The Well.ca set-up is in the underground concourse (Toronto’s PATH system) near the Royal Bank Plaza. It features images of Pampers diapers and Tide detergent, rather than the products themselves. Using a smartphone app, shoppers place their orders by scanning quick response codes – QR codes, for short – on pictures of products, which are then shipped, the next day to customers free of charge.
In an outline in The Globe and Mail, Marina Strauss wrote:
Well.ca’s store of the future is the latest iteration of high-tech retail, aimed at reinventing shopping through the use of mobile devices and e-commerce to shave costs and draw customers. Earlier this year, the Bay launched a virtual store greeter named Anna, welcoming passers-by to shop in its new virtual gift store where they can purchase a product by touching the shelf it’s sitting on with a QR code-embedded card.
Retailers such as clothier Gap Inc. and office supplies specialist Staples Inc. staff their warehouses with thousands of robots, while chains move their customers through self-checkouts, sometimes handing them a scanner to do the work themselves, cutting labour expenses.
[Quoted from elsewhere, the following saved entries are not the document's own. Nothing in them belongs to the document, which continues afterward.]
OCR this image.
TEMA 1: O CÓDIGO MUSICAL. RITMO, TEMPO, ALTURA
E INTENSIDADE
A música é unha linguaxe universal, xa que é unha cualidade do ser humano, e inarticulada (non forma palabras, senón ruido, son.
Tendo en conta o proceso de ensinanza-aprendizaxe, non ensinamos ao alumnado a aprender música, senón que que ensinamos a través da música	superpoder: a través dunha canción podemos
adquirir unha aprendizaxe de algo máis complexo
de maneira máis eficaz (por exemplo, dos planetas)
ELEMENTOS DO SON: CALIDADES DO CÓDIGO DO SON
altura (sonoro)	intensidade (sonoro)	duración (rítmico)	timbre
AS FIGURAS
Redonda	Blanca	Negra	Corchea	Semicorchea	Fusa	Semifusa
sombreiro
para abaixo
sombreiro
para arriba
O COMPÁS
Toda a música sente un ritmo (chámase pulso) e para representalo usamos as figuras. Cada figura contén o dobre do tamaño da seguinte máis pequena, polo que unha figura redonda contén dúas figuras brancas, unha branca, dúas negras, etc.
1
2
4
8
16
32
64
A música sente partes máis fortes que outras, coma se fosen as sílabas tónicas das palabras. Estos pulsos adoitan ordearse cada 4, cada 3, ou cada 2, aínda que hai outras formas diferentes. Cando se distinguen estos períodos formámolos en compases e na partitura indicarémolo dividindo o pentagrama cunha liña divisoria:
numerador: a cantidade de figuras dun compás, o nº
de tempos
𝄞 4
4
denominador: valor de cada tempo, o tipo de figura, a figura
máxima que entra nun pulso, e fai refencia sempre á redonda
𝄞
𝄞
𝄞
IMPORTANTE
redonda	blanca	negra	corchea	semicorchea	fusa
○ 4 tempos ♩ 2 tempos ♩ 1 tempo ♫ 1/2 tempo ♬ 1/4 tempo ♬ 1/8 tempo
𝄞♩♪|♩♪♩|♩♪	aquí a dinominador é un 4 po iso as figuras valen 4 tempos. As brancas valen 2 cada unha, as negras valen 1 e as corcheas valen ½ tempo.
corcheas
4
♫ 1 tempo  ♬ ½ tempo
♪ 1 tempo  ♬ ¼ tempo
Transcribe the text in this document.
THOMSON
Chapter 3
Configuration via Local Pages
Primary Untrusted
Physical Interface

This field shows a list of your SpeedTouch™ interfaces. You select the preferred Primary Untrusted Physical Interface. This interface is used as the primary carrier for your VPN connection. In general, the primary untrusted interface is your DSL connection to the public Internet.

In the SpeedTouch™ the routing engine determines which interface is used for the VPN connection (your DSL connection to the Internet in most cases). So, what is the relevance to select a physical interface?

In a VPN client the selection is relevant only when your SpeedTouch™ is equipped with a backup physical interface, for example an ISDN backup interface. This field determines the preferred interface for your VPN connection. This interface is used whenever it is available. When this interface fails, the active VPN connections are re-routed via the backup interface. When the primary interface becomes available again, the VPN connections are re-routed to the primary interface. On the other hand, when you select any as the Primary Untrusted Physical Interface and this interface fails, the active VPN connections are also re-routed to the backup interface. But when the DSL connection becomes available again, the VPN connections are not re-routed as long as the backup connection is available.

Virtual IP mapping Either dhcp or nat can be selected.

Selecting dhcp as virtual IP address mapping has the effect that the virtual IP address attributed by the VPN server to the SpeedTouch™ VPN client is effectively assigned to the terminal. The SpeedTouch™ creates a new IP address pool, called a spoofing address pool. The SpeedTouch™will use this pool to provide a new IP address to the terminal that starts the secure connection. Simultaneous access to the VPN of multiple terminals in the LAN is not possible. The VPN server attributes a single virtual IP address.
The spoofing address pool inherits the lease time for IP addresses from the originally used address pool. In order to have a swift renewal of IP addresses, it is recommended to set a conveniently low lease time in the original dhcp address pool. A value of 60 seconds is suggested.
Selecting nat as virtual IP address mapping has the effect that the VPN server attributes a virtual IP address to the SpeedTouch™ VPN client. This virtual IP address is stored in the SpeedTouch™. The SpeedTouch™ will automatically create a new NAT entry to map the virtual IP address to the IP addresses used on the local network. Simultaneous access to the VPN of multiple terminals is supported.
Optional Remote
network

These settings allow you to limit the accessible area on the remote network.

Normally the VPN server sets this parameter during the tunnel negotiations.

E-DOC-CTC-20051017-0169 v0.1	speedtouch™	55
Retailers are betting that investing in technology such as this can help them operate more efficiently and bolster business.
Commerce through smartphones and tablets is expected to exceed $100-million globally within a couple of years from virtually nothing just a couple of years ago – transforming the retail landscape.
Mobile connectivity is making Internet access ubiquitous. In 2010, 43 per cent of mobiles sold were smartphones and, in 2015, the number is expected to jump to 71 per cent, according to his figures. By then, companies such as Dominos Pizza in Australia are forecasting that mobile sales will make up 25 per cent of all revenue.
Still, while mobile retail is about to boom, the jury is still out on the use of QR codes, said Kaan Yigit, president of Solutions Research Group. Only 20 per cent of Canadian smartphone owners use them; those people are generally male and over half the users are under 30, he said.
For the virtual-store idea to work, shoppers first need to install the app and then use a QR code. “Unless what they are selling is highly exclusive or unique, there are just easier ways to buy the same thing – either at brick and mortar stores or online.”
Even so, he gave Well.ca high marks for grabbing attention. “Definitely they will have some curious consumer sampling.”
As a result of the initiative, Well.ca was on its way to selling more Tide detergent on Monday than it sold in the entire month of March, he said.
With overall sales growing in the double digits monthly, Well.ca would like to set up the virtual store in other cities across Canada. With more than 50,000 products – 150 of them at the mobile store – the e-commerce site is now branching out into food and pet products.